Work began in August with Siemens Energy to convert an existing diesel boat to a hybrid vessel. The boat should be in service by September 2024, said Matt von Ruden, the system electrification program administrator for the Washington State Department of Transportation.
The first all-electric vessel should be on the Seattle to Bainbridge Island route in 2027, von Ruden told Gov. Jay Inslee during a roundtable discussion Wednesday morning in Olympia. Inslee said that Washington will be the first state in the U.S. with electric ferries. "We love our ferries, we love clean air, we love reduced costs," said Inslee, (D-Washington).
Under legislation passed by lawmakers, the state's ferry fleet is supposed to be all-electric by 2050, but von Ruden said 76 percent of the boats should be electric by 2040.

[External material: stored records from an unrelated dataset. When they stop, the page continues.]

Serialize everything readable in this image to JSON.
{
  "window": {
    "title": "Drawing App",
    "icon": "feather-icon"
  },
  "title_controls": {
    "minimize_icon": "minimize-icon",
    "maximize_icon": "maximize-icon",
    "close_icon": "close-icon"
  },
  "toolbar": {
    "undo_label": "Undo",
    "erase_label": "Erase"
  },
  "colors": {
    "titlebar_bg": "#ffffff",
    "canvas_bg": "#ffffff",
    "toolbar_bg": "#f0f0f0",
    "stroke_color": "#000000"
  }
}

Yeah, right. Choosing symbolism over substance when imaging electrification of the ferry system seems more dopey than doable. Globalist environmental activism never bothers to calculate the costs, direct or indirect, and doesn’t require success. Rather than progress, it beguiles tax payers with costly feel-good fantasies. And all of it just in time for Inslee to announce that he will not be running for a third term. How very globalist -- the intentions make them good people, not the outcome.